Not to go full "Dropbox in a weekend", but if you're technical enough to self-ho...

AnthonyMouse · on April 2, 2023

Is that (i.e. GPT) not still a service?

What people want is something they can run on their own hardware without sending their queries to some third party service which is doing who knows what with them.

This is already possible if you want to mess around with green code that isn't in system repositories yet and buy expensive hardware to make it fast, but you can imagine why some people don't have the time or money for that.

I'm waiting for Intel or AMD to realize there would be a line out the door if they'd make a CPU with an iGPU that could use system memory and run these models at even a quarter of the speed of typical discrete GPUs.

BoorishBears · on April 2, 2023

I mean you don't need to use GPT, it's just if you wanted to build the product in OP (ChatGPT tuned for your site) you would.

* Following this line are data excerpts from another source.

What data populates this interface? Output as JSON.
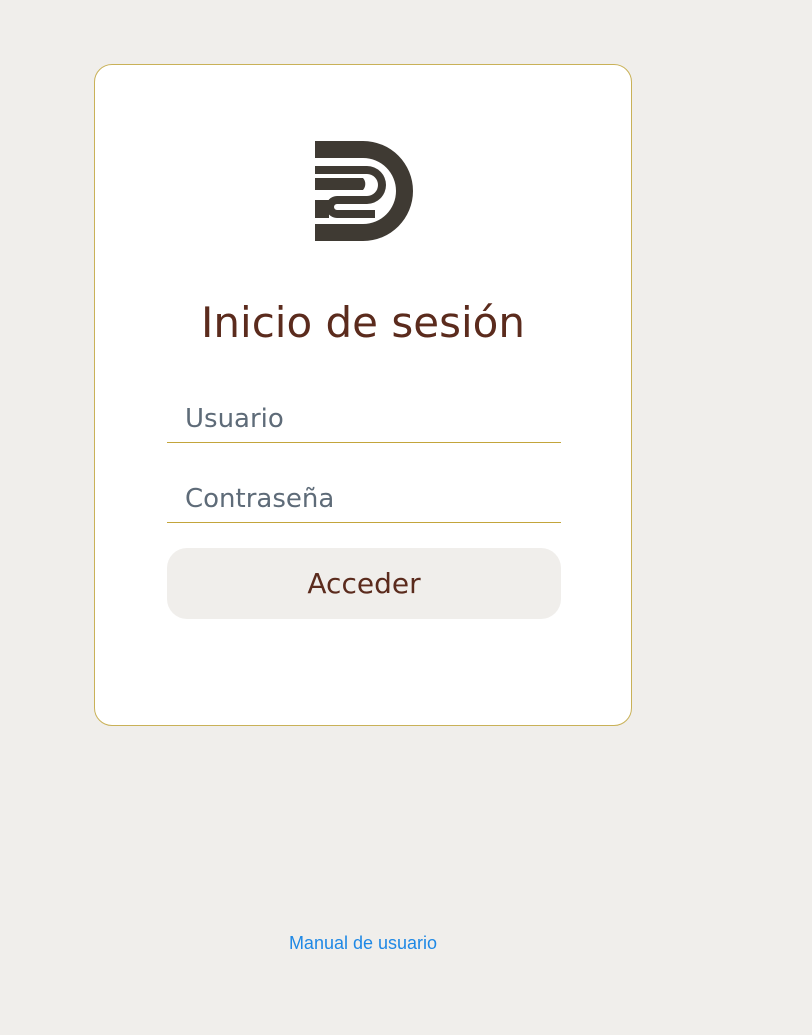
{
  "login": {
    "title": "Inicio de sesión",
    "username_placeholder": "Usuario",
    "username_value": "",
    "password_placeholder": "Contraseña",
    "password_value": "",
    "submit_label": "Acceder"
  },
  "footer": {
    "manual_link": "Manual de usuario"
  },
  "colors": {
    "page_background": "#f0eeeb",
    "card_border": "#c9b157",
    "title_text": "#5b2b1d",
    "input_underline": "#c3a53b",
    "link": "#1e88e5",
    "logo": "#3f3a33"
  },
  "logo": {
    "icon": "sd-monogram-logo"
  }
}
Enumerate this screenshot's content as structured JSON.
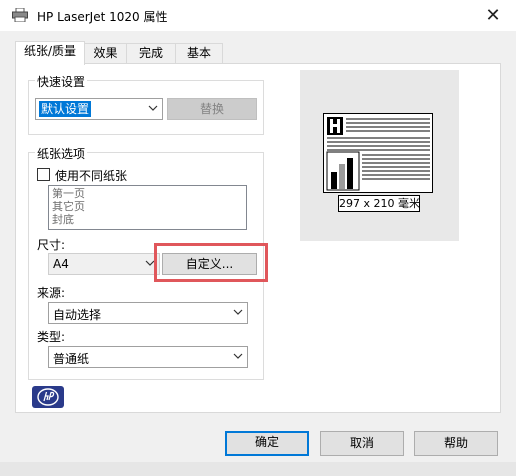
{
  "window": {
    "title": "HP LaserJet 1020 属性",
    "close_label": "✕"
  },
  "tabs": [
    {
      "label": "纸张/质量"
    },
    {
      "label": "效果"
    },
    {
      "label": "完成"
    },
    {
      "label": "基本"
    }
  ],
  "quick_settings": {
    "group_label": "快速设置",
    "selected": "默认设置",
    "replace_label": "替换"
  },
  "paper_options": {
    "group_label": "纸张选项",
    "use_different_paper_label": "使用不同纸张",
    "list_items": [
      "第一页",
      "其它页",
      "封底"
    ],
    "size_label": "尺寸:",
    "size_value": "A4",
    "custom_button": "自定义...",
    "source_label": "来源:",
    "source_value": "自动选择",
    "type_label": "类型:",
    "type_value": "普通纸"
  },
  "preview": {
    "size_text": "297 x 210 毫米"
  },
  "buttons": {
    "ok": "确定",
    "cancel": "取消",
    "help": "帮助"
  },
  "colors": {
    "accent": "#0078d7",
    "highlight": "#e0575b",
    "hp_blue": "#2a3a8a"
  },
  "icons": [
    "printer-icon",
    "close-icon",
    "chevron-down-icon",
    "hp-logo"
  ]
}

Question answering can be tackled by smaller models that run on CPUs: https://huggingface.co/tasks/question-answering

And if it's strictly for personal use there's always the chat-tuned stuff being built on top of LLaMA like Alpaca

> waiting for Intel or AMD to realize

Intel and AMD just got their lunch eaten by Apple Silicon which did exactly that, so I'm sure they're working on it

AnthonyMouse · on April 2, 2023

> I mean you don't need to use GPT, it's just if you wanted to build the product in OP (ChatGPT tuned for your site) you would.

Hence the demand for something else.

> Intel and AMD just got their lunch eaten by Apple Silicon which did exactly that, so I'm sure they're working on it

Apple's GPU doesn't benchmark much different than competing iGPUs for gaming. It may be that the only thing stopping anyone from running this stuff on existing iGPUs is software support.

BoorishBears · on April 2, 2023

> Hence the demand for something else.

Something else would not be ChatGPT tuned for your site. Like I said there are other models, but a lot of people want ChatGPT as they currently interact with it but with additional knowledge about their website. This is that.

> Apple's GPU doesn't benchmark much different than competing iGPUs for gaming.

GPGPU is not gaming. Unified memory means that Apple Silicon's "RAM" can be compared to VRAM for inference.

AnthonyMouse · on April 2, 2023

> Something else would not be ChatGPT tuned for your site.

I suspect a lot of people would be satisfied with anything functionally equivalent regardless of whether it is ChatGPT(TM)-brand.

> GPGPU is not gaming. Unified memory means that Apple Silicon's "RAM" can be compared to VRAM for inference.

The M1 and M2 have a 128-bit memory bus, the same as ordinary dual-channel systems. Only the Pro and Max have more (by 2x and 4x), and it's not obvious that's even the bottleneck here, because the reason they have more is to have enough for the GPU and CPU at the same time, not because a GPU of that size needs that much memory bandwidth when the CPU is idle.

For example, the RTX 4070 Ti is about twice as fast at inference as the RTX 3070 Ti, even though it has slightly less memory bandwidth. And the 4070 Ti has only ~25% more memory bandwidth than the M2 Max GPU but is many times faster.

There is presumably a point at which inference becomes bottlenecked by memory bandwidth rather than compute hardware, but the garden variety x86_64 iGPU may not even be past it, and if it is it's not by much.

The interesting things are a) getting the code written to make existing hardware easy to use, and b) maybe introducing some hefty iGPUs into the server systems with 12 channels per socket and wouldn't run out of memory bandwidth even with significantly more compute hardware, and could then be supplied with hundreds of GB worth of RDIMMs.